Hear me Roar


Penny


I don’t have the time, support or capacity to sit with grief like I have had, and I’m ok with it.

I don’t know when I realised it, I don’t think it was when I turned 50, but maybe.  Something shifted.

When I went through my disenfranchised grief in my 30s it went on for so long and I had no idea why I was so frustrated and sad. I was single and everyone (it felt like everyone) around me was having kids and getting too busy, dynamics changed, conversations changed. It was heart breaking and isolating for me yet outwardly I excelled with promotions, bought a house, travelled, began to subconsciously (I guess) make friends with others who didn’t have kids. I felt in no way worthy of acknowledging the feelings I had even if I did understand what was happening to me. So, this pain was internalised and eventually overcome with some fairly extreme physical challenges which were cathartic for mind and soul (albeit torturous on my feet and toes).

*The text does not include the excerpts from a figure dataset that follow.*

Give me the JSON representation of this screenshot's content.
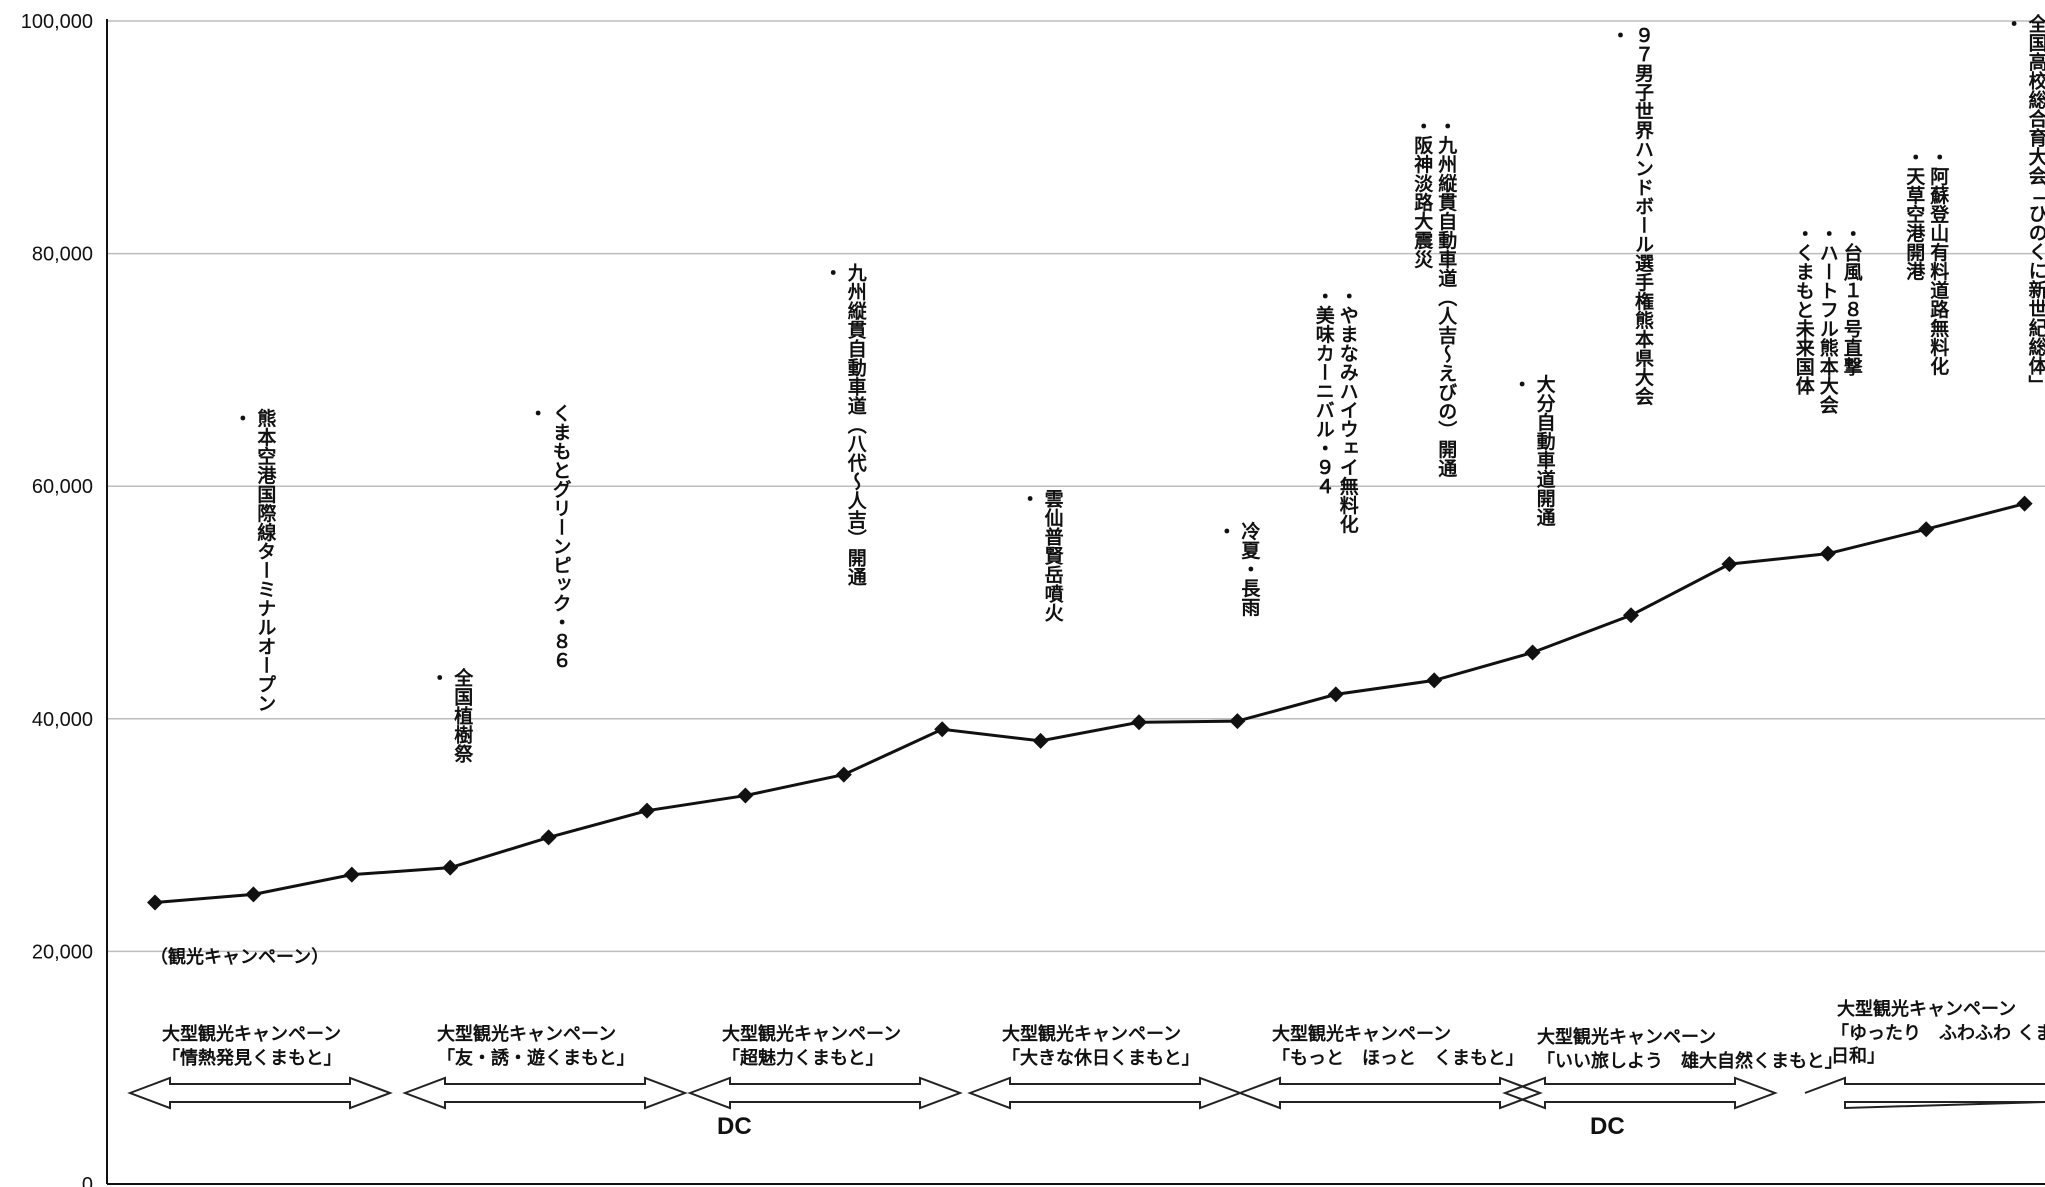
{
  "chart_data": {
    "type": "line",
    "title": "",
    "xlabel": "",
    "ylabel": "",
    "ylim": [
      0,
      100000
    ],
    "yticks": [
      "0",
      "20,000",
      "40,000",
      "60,000",
      "80,000",
      "100,000"
    ],
    "grid": "horizontal",
    "series": [
      {
        "values": [
          24200,
          24900,
          26600,
          27200,
          29800,
          32100,
          33400,
          35200,
          39100,
          38100,
          39700,
          39800,
          42100,
          43300,
          45700,
          48900,
          53300,
          54200,
          56300,
          58500
        ]
      }
    ],
    "annotations": [
      {
        "point": 1,
        "lines": [
          "・",
          "熊本空港国際線ターミナルオープン"
        ]
      },
      {
        "point": 3,
        "lines": [
          "・",
          "全国植樹祭"
        ]
      },
      {
        "point": 4,
        "lines": [
          "・",
          "くまもとグリーンピック・８６"
        ]
      },
      {
        "point": 7,
        "lines": [
          "・",
          "九州縦貫自動車道（八代～人吉）開通"
        ]
      },
      {
        "point": 9,
        "lines": [
          "・",
          "雲仙普賢岳噴火"
        ]
      },
      {
        "point": 11,
        "lines": [
          "・",
          "冷夏・長雨"
        ]
      },
      {
        "point": 12,
        "lines": [
          "・美味カーニバル・９４",
          "・やまなみハイウェイ無料化"
        ]
      },
      {
        "point": 13,
        "lines": [
          "・阪神淡路大震災",
          "・九州縦貫自動車道（人吉～えびの）開通"
        ]
      },
      {
        "point": 14,
        "lines": [
          "・",
          "大分自動車道開通"
        ]
      },
      {
        "point": 15,
        "lines": [
          "・",
          "９７男子世界ハンドボール選手権熊本県大会"
        ]
      },
      {
        "point": 17,
        "lines": [
          "・くまもと未来国体",
          "・ハートフル熊本大会",
          "・台風１８号直撃"
        ]
      },
      {
        "point": 18,
        "lines": [
          "・天草空港開港",
          "・阿蘇登山有料道路無料化"
        ]
      },
      {
        "point": 19,
        "lines": [
          "・",
          "全国高校総合育大会「ひのくに新世紀総体」"
        ]
      }
    ],
    "campaign_header": "（観光キャンペーン）",
    "campaigns": [
      {
        "title": "大型観光キャンペーン",
        "name": "「情熱発見くまもと」"
      },
      {
        "title": "大型観光キャンペーン",
        "name": "「友・誘・遊くまもと」"
      },
      {
        "title": "大型観光キャンペーン",
        "name": "「超魅力くまもと」"
      },
      {
        "title": "大型観光キャンペーン",
        "name": "「大きな休日くまもと」"
      },
      {
        "title": "大型観光キャンペーン",
        "name": "「もっと　ほっと　くまもと」"
      },
      {
        "title": "大型観光キャンペーン",
        "name": "「いい旅しよう　雄大自然くまもと」"
      },
      {
        "title": "大型観光キャンペーン",
        "name": "「ゆったり　ふわふわ くまもと日和」"
      }
    ],
    "dc_labels": [
      "DC",
      "DC"
    ]
  }
}
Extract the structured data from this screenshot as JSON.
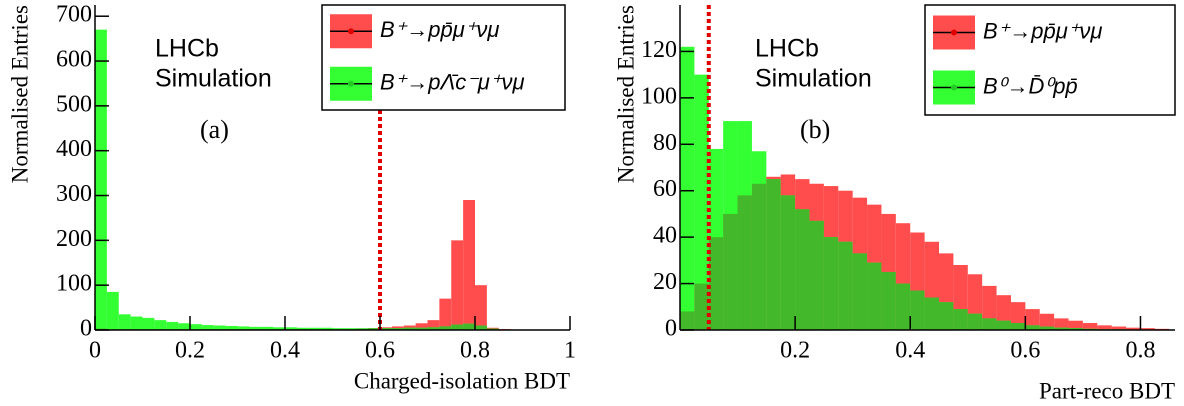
{
  "chart_data": [
    {
      "type": "histogram",
      "x_label": "Charged-isolation BDT",
      "y_label": "Normalised Entries",
      "annotations": [
        "LHCb",
        "Simulation",
        "(a)"
      ],
      "bins": [
        0,
        0.025,
        0.05,
        0.075,
        0.1,
        0.125,
        0.15,
        0.175,
        0.2,
        0.225,
        0.25,
        0.275,
        0.3,
        0.325,
        0.35,
        0.375,
        0.4,
        0.425,
        0.45,
        0.475,
        0.5,
        0.525,
        0.55,
        0.575,
        0.6,
        0.625,
        0.65,
        0.675,
        0.7,
        0.725,
        0.75,
        0.775,
        0.8,
        0.825,
        0.85,
        0.875,
        0.9,
        0.925,
        0.95,
        0.975,
        1
      ],
      "series": [
        {
          "name": "B⁺→pp̄μ⁺νμ",
          "color": "#ff4d4d",
          "values": [
            3,
            2,
            2,
            2,
            2,
            2,
            2,
            2,
            2,
            2,
            2,
            2,
            2,
            2,
            2,
            2,
            2,
            2,
            2,
            2,
            2,
            2,
            3,
            4,
            6,
            8,
            10,
            15,
            22,
            70,
            200,
            290,
            100,
            5,
            2,
            1,
            0,
            0,
            0,
            0
          ]
        },
        {
          "name": "B⁺→pΛ̄c⁻μ⁺νμ",
          "color": "#33ff33",
          "values": [
            670,
            85,
            35,
            30,
            27,
            22,
            18,
            15,
            13,
            11,
            10,
            9,
            8,
            7,
            7,
            6,
            6,
            5,
            5,
            5,
            4,
            4,
            4,
            4,
            4,
            4,
            5,
            5,
            6,
            8,
            12,
            14,
            10,
            3,
            1,
            0.5,
            0,
            0,
            0,
            0
          ]
        }
      ],
      "overlap_color": "#44b82b",
      "cut": 0.6,
      "cut_color": "#e00000",
      "xlim": [
        0,
        1
      ],
      "xticks": [
        0,
        0.2,
        0.4,
        0.6,
        0.8,
        1
      ],
      "ylim": [
        0,
        725
      ],
      "yticks": [
        0,
        100,
        200,
        300,
        400,
        500,
        600,
        700
      ]
    },
    {
      "type": "histogram",
      "x_label": "Part-reco BDT",
      "y_label": "Normalised Entries",
      "annotations": [
        "LHCb",
        "Simulation",
        "(b)"
      ],
      "bins": [
        0,
        0.025,
        0.05,
        0.075,
        0.1,
        0.125,
        0.15,
        0.175,
        0.2,
        0.225,
        0.25,
        0.275,
        0.3,
        0.325,
        0.35,
        0.375,
        0.4,
        0.425,
        0.45,
        0.475,
        0.5,
        0.525,
        0.55,
        0.575,
        0.6,
        0.625,
        0.65,
        0.675,
        0.7,
        0.725,
        0.75,
        0.775,
        0.8,
        0.825,
        0.85
      ],
      "series": [
        {
          "name": "B⁺→pp̄μ⁺νμ",
          "color": "#ff4d4d",
          "values": [
            8,
            20,
            40,
            50,
            58,
            63,
            66,
            67,
            65,
            63,
            62,
            60,
            57,
            54,
            50,
            46,
            42,
            38,
            33,
            28,
            24,
            19,
            15,
            12,
            9,
            7,
            5,
            4,
            3,
            2,
            1.5,
            1,
            0.8,
            0.5
          ]
        },
        {
          "name": "B⁰→D̄⁰pp̄",
          "color": "#33ff33",
          "values": [
            122,
            110,
            78,
            90,
            90,
            77,
            65,
            58,
            52,
            47,
            40,
            38,
            33,
            29,
            25,
            20,
            17,
            14,
            12,
            9,
            7,
            5,
            4,
            3,
            2,
            1.5,
            1,
            0.8,
            0.5,
            0.3,
            0.3,
            0.2,
            0.2,
            0.1
          ]
        }
      ],
      "overlap_color": "#44b82b",
      "cut": 0.05,
      "cut_color": "#e00000",
      "xlim": [
        0,
        0.86
      ],
      "xticks": [
        0.2,
        0.4,
        0.6,
        0.8
      ],
      "ylim": [
        0,
        140
      ],
      "yticks": [
        0,
        20,
        40,
        60,
        80,
        100,
        120
      ]
    }
  ]
}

Somewhere in my 40s I met a bloke and truly believed he was my forever (despite some red flags love bombing me pretty fiercely ). I went through a miscarriage that turned everything upside down and in total contrast to the experience in my 30s I felt a need to be seen and heard in my grief. I felt worthy of acknowledgement for the loss I went through. I had something tangible to grieve and I had a partner to share my feelings and experience with. He might not have understood exactly what I was going through (he had kids) but I got to sit with that grief. Did I sit for too long, maybe but I hadn’t known this sort of acknowledgement and it felt like a balm, even if it wasn’t appropriately applied. This grief was physical, it gave me stomach issues and migraines that hospitalised me more than once.

Now in my 50s, 3 years post the end of that relationship and waiting for a very teasing 12 month reprieve from my periods and I whole lot of talking to other women who live a life without children I feel so worthy in my ability to express my experiences and acknowledge what I’ve been through. Its messy and complicated at times but mostly it was me doing the best I knew how. What I want for my voice is to ensure all women without children find each other and find comfort in conversations and time that is not interrupted by sticky fingers, school zones chat or worse conversations starting with … “as a mother…”.

I want every 30 something, heck, every women to know their worth, their achievements, their space in this world is extremely important, for the simple reason, that they occupy it.

If you don’t have that sense of worthiness find your people, trust me we are out there and even if you find 1, it will invariably lead to more because we occupy every corner and crevice of this world, we are mighty, we are all things, we are worthy.  I am worthy. Hear me roar.